SAN JOSE- The San Jose Sharks finally made it official on Wednesday. Veteran center Scott Gomez, recently bought out of his contract in Montreal, joins Team Teal on a one-year pro-rated deal worth $700K. Regardless of how he ends up fitting in with the Sharks, talk about a bargain for a two-time All-Star. Not to say the Canadiens were necessarily wrong in using the new compliance buyout on the former New Jersey Devil, (after all nobody claimed him on waivers with that big money contract) but a play making center with good face-off skills and tons of international experience for Team USA, it’s well worth the chump change San Jose will be spending to kick the tires on the 33-year-old.
Gomez will be joining a Sharks squad that boasts a Stanley Cup winning goaltender in Antti Niemi, an incredibly strong and deep defense core, and a top-six forward group that can match any team in the league. The biggest question mark for San Jose was their third and fourth lines. But with Gomez added to the equation, San Jose is now much stronger down the middle with serious competition among those bottom two combinations.
The Sharks opened up the first two games of their season with convincing wins over both the Calgary Flames and Edmonton Oilers. Forward lines for the Calgary game were as follows:
Patrick Marleau—Joe Thornton—Joe Pavelski
Ryane Clowe—Logan Couture—Martin Havlat
T. J. Galiardi—Michal Handzus—Tommy Wingels
Frazer McLaren—Andrew Desjardins—Adam Burish
(*Only alteration for the Edmonton game was James Sheppard played instead of McLaren.)
Gomez practiced Wednesday with mostly younger players and role players as the Sharks held an optional skate. The Alaskan native and newest Shark was seen specifically working with winger Tommy Wingels on a couple of drills.
While Galiardi didn’t skate, it looks to be a safe bet that Gomez will begin his Sharks career between Galiardi and Wingels on the third line. That presumably bumps Handzus down to the fourth line creating a healthy competition amongst Sheppard, Desjardins, McLaren, and Handzus for two fourth line spots.
Even if McLaren were to be re-assigned to the AHL in the near future, the addition of Gomez does more than beef up the third line. The presence of arguably a seventh, top-six caliber forward bumps everyone down a spot meaning guys who typically aren’t used to being healthy scratches like Sheppard, Handzus, Desjardins, and Galiardi might see themselves up in the rafters if they don’t perform.
Internal competition is never a bad thing, and the Sharks now have plenty of it. This type of depth is why hockey followers shouldn’t sleep on the Sharks.

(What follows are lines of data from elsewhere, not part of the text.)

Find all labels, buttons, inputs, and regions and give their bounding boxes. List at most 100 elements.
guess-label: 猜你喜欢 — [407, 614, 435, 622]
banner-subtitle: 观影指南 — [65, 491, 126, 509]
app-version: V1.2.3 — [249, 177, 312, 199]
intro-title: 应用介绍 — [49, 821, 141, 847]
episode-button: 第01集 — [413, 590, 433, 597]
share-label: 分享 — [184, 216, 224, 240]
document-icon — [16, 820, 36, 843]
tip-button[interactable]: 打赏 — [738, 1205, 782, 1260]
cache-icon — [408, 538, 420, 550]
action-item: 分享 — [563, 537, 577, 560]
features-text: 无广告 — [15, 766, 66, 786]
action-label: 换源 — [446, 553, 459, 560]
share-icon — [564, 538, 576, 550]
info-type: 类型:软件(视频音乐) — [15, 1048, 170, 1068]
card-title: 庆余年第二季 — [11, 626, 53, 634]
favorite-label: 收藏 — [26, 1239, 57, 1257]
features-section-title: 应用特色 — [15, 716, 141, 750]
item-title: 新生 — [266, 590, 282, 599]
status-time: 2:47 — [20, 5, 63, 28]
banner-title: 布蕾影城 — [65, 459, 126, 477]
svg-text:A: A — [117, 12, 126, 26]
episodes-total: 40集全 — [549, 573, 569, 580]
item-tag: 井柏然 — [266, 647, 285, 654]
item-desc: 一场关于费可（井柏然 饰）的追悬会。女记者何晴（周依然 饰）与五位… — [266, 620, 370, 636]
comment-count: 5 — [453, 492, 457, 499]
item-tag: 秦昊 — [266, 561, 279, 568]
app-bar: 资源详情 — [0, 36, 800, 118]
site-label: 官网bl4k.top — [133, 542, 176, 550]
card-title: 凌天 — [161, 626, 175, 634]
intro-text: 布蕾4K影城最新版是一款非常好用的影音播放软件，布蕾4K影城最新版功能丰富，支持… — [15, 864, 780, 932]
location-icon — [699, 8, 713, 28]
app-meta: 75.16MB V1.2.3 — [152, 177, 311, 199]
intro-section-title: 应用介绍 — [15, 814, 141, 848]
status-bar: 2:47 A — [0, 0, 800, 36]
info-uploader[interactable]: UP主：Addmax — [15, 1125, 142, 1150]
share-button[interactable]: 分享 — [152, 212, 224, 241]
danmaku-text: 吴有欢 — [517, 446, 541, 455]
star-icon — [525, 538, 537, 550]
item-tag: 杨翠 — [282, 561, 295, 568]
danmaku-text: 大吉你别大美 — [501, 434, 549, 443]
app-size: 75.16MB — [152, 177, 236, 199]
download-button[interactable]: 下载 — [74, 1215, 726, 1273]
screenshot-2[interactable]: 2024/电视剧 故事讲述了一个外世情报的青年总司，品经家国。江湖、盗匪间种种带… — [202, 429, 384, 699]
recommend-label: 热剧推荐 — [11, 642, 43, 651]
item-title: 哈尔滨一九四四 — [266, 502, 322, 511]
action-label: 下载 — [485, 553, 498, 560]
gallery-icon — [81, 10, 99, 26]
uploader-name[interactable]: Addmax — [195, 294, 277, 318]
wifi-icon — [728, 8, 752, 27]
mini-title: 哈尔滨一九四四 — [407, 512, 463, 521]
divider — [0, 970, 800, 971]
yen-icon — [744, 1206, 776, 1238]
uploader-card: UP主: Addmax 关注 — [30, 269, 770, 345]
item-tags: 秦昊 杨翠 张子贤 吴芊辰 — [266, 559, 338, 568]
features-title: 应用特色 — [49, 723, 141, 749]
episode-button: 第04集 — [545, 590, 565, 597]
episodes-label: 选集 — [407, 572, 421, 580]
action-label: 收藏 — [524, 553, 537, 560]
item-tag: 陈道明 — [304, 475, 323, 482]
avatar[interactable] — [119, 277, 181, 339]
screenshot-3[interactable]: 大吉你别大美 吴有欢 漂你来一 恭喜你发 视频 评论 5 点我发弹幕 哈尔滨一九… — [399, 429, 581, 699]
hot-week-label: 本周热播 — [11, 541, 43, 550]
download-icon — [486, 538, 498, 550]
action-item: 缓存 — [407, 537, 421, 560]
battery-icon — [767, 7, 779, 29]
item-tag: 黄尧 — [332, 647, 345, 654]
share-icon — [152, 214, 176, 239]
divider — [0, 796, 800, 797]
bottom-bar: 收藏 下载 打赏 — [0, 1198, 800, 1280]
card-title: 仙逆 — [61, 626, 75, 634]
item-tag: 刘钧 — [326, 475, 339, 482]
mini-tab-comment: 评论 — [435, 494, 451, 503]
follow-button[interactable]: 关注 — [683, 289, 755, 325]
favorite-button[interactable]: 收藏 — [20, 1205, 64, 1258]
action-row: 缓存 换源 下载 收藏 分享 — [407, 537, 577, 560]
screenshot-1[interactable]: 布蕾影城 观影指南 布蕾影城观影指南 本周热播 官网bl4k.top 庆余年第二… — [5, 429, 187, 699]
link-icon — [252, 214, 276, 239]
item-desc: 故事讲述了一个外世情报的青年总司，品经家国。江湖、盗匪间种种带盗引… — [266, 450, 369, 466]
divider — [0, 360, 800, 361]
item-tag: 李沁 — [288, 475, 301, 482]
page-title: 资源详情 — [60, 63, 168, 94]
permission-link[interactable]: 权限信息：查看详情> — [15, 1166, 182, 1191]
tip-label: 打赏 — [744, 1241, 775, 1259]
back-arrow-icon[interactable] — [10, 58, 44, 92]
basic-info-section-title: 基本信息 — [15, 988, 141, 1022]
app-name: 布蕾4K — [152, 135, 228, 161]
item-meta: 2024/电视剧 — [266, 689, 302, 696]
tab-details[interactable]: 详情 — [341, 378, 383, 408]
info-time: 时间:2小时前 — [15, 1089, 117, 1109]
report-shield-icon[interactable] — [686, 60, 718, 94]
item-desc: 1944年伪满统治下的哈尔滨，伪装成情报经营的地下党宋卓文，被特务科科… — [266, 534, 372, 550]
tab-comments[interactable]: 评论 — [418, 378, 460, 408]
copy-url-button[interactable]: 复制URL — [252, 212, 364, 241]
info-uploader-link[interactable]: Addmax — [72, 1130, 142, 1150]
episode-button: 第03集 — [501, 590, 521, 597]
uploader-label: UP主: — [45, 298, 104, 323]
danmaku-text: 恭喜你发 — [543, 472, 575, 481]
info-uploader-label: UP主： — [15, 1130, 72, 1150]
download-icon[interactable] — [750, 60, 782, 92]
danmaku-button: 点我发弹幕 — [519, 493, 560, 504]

While many have gotten tired of San Jose never living up to the hype in recent years and thus jumped off the bandwagon (I’m looking at you Barry Melrose) you might want to consider hopping back on.
With Brad Stuart into the fold on defense, and Gomez’s play making ability (still has a slick set of hands) added to the mix, this Sharks team on paper is better than any in previous seasons. San Jose’s most recent acquisition certainly sees the potential for big things.
“You don’t want to look too far ahead but this team’s well coached, well prepared.” commented Gomez after practice Wednesday. “Always playing against the Sharks, they work. They’re going to bring it.”
As for how he decided on San Jose, Gomez added the following:
“Just the fact that it’s a winning organization, every guy that has played here [has had good things to say]. I’m telling you, just coming here for a couple of days you realize everything’s structured, everything is for a reason. The main thing is they want to win.”
While San Jose was bounced in the opening round of the playoffs a year ago, the two previous seasons saw them reach the conference finals. Those back-to-back deep playoff runs featured strong third lines, similar to what Gomez should help provide (whether via himself or bumping say Pavelski down) this season.
Combine that with a top-five caliber blue-line, and you’d be foolish to overlook San Jose.